撤回を承知した上での引用は問題ないのですが、撤回を知らずに該当論文を引用してしまうのは問題です。引用したい論文が撤回されていないことを確認するため、また、撤回されていたとすれば、なぜ撤回されたのか理由を探るため、この2つの目的のためにデータベースは役立つのです。さらに、撤回された論文を閲覧することができれば、疑わしいデータや操作された画像を把握することも可能です。何が問題なのかを確認することからさらに踏み込んで、公開された研究の完全性を確認することもできるでしょう。このように、撤回論文データベースは、研究者にとって非常に有用であり、結果として研究の透明性の向上につながることが期待されます。

撤回論文が増えている背景には…

研究者は自分の論文が倫理ガイドラインに準じているか注意しつつ研究を進め、その結果を記した論文を投稿します。一方の学術出版社の編集委員は、良質な研究論文を公開することにおいて重要な責任を担っており、査読システムを通して信頼のおける研究論文を出版するための努力を重ねています。信頼性の低い研究、不正の疑われる研究、既に公開されたデータの利用、倫理不正などについて明確な証拠が得られ、厳格な対応が必要と判断した場合には論文を撤回するわけですが、故意による不正、盗用や重複発表(二重投稿)は増加傾向にあるようです。論文発表へのプレッシャーや、研究資金の獲得競争、研究者としての生き残りレースといった研究者を悩ませている人為的な問題が、不正増加を後押ししているとも言われています。一方で、剽窃・盗用を検出するソフトの利用が不正の発覚増の一因となっているとも考えられます。ソフトが以前は見過ごしていた不正をも発見するからです。また、撤回理由の中には、「誠実な誤り(honest error)」も含まれますが、この点については、英語を第一言語としない国からの投稿が増えていることが一因と言えるかもしれません。前述のScienceの記事にもあったように、投稿論文数が増えたために相対的に撤回数が増えているのも確かなのです。

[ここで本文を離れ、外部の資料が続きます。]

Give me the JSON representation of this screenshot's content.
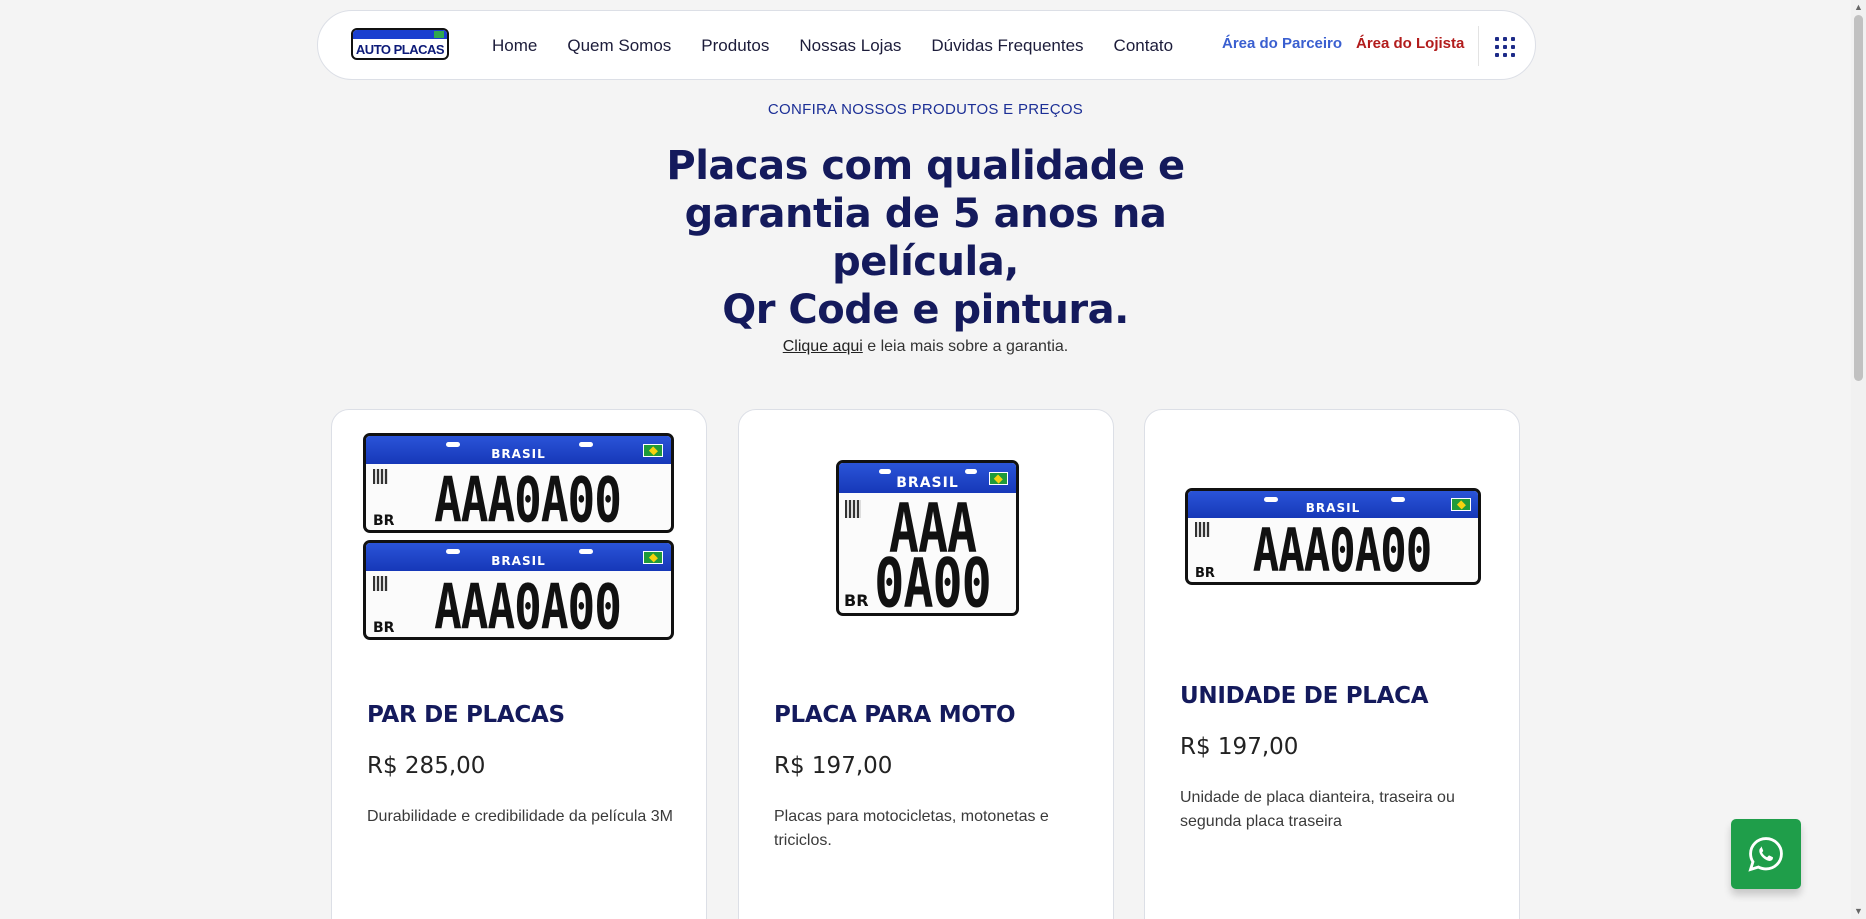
{
  "logo": {
    "text": "AUTO PLACAS"
  },
  "nav": {
    "items": [
      {
        "label": "Home"
      },
      {
        "label": "Quem Somos"
      },
      {
        "label": "Produtos"
      },
      {
        "label": "Nossas Lojas"
      },
      {
        "label": "Dúvidas Frequentes"
      },
      {
        "label": "Contato"
      }
    ],
    "parceiro": "Área do Parceiro",
    "lojista": "Área do Lojista"
  },
  "hero": {
    "eyebrow": "CONFIRA NOSSOS PRODUTOS E PREÇOS",
    "title_line1": "Placas com qualidade e",
    "title_line2": "garantia de 5 anos na película,",
    "title_line3": "Qr Code e pintura.",
    "link_text": "Clique aqui",
    "sub_text": " e leia mais sobre a garantia."
  },
  "plate": {
    "country": "BRASIL",
    "code": "AAA0A00",
    "code_line1": "AAA",
    "code_line2": "0A00",
    "br": "BR"
  },
  "products": [
    {
      "title": "PAR DE PLACAS",
      "price": "R$ 285,00",
      "description": "Durabilidade e credibilidade da película 3M"
    },
    {
      "title": "PLACA PARA MOTO",
      "price": "R$ 197,00",
      "description": "Placas para motocicletas, motonetas e triciclos."
    },
    {
      "title": "UNIDADE DE PLACA",
      "price": "R$ 197,00",
      "description": "Unidade de placa dianteira, traseira ou segunda placa traseira"
    }
  ],
  "colors": {
    "brand_navy": "#141a5c",
    "brand_blue": "#1c2f96",
    "whatsapp": "#1f9e4a",
    "lojista_red": "#b21c1c"
  },
  "icons": {
    "menu": "grid-icon",
    "whatsapp": "whatsapp-icon"
  }
}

研究者や大学教育機関、および学術出版社の努力に加え、科学コミュニティも科学研究の透明性と公正性を促進するために、たとえば「Center for Scientific Integrity」などを設置し、指導やトレーニングを行うなど、研究不正を防ぐための取り組みを進めています。このような状況において、論文撤回データベースは、撤回論文についての最新情報を提供するだけでなく、論文の信頼性に対する懸念を表明するプラットフォームとして利用され続け、その重要性を高めていくことでしょう。